Werden dringend anstehende Entscheidungen rechtzeitig getroffen?

Wien (OTS) - Die Interessensgemeinschaft der Berufsoffiziere (IGBO) befürchtet aufgrund der derzeitigen innenpolitischen Situation eine deutliche Verschlechterung der Sicherheit Österreichs. Man muss davon ausgehen, dass wichtige Entscheidungen für das Bundesheer nicht wie angekündigt jetzt, sondern erst im Laufe des kommenden Jahres getroffen werden können. Das aber bedeutet eine weitere und deutliche Verzögerung dringender Beschaffungen, die für die Einsatzbereitschaft des Bundesheeres zwingend erforderlich sind.

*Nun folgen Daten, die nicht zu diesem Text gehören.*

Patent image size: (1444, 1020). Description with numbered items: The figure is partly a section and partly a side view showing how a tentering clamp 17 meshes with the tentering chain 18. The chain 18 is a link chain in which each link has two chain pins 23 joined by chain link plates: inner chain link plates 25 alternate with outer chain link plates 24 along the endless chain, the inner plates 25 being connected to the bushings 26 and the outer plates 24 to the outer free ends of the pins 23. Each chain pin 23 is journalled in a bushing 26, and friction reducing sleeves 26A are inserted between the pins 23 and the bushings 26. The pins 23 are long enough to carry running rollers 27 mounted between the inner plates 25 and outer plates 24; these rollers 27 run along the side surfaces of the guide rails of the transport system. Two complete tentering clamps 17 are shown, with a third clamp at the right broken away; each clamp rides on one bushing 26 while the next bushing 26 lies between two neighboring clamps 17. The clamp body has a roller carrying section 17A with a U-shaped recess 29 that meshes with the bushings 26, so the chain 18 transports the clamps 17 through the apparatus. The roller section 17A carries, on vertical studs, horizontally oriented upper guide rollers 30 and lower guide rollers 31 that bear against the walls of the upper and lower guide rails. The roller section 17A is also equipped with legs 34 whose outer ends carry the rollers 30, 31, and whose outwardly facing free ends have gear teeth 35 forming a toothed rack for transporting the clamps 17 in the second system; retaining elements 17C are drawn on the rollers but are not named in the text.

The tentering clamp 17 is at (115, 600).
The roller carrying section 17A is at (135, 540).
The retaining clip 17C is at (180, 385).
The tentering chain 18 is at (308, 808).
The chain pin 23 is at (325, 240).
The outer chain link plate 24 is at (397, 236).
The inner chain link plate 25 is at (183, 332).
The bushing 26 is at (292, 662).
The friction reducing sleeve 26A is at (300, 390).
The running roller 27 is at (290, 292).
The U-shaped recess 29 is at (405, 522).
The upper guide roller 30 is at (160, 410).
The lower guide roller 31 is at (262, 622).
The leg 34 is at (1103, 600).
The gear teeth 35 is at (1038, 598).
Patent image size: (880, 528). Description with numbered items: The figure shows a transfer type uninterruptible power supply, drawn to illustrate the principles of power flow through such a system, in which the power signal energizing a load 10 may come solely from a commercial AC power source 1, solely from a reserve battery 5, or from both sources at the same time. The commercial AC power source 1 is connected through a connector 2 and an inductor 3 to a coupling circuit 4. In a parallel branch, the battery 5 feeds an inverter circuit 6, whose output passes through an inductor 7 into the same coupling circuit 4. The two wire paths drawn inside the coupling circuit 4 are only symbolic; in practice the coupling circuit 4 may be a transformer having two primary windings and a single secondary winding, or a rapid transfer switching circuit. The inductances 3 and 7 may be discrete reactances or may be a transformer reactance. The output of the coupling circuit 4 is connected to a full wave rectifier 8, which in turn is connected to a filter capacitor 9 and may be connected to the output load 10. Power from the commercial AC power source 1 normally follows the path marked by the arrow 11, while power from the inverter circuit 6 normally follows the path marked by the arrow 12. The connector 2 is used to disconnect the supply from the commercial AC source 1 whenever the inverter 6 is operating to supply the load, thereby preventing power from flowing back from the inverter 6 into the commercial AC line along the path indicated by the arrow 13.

Das führt zu Verunsicherung jener, die durch ihre Tätigkeit im Bundesheer Österreich dienen wollen, dies aber durch finanziell bedingte Mängel nur unbefriedigend können. Wer aber in seiner Tätigkeit keine Zufriedenheit erfährt, der sucht sich eine andere Betätigung. Betrifft das etwa Führungskräfte und Piloten, so wirkt sich das sehr schnell und nachhaltig negativ aus. Die Einsatzbereitschaft des Bundesheeres wird dadurch zusätzlich gravierend reduziert.

Richtige Entscheidungen müssen rechtzeitig getroffen werden. Alles andere würde die Souveränität sowie Glaubwürdigkeit Österreichs in Frage stellen und zu einer weiteren Verunsicherung des Personals führen.

Wir fordern Nationalrat und Bundesregierung daher neuerlich auf, sich geschlossen und klar zu ihrer direkten Verantwortung für die Verteidigungsfähigkeit der Souveränität Österreichs zu bekennen, rechtzeitig die erforderlichen Beschlüsse zu fassen und dem Bundesheer jene finanziellen Mittel zur Verfügung zu stellen, die zur Erfüllung der verfassungsmäßigen Aufgaben erforderlich sind.

Helfen kann nur der, der dazu auch in der Lage ist. Wenn die strategische Reserve der Republik das aber nicht mehr kann, dann ist es zu spät!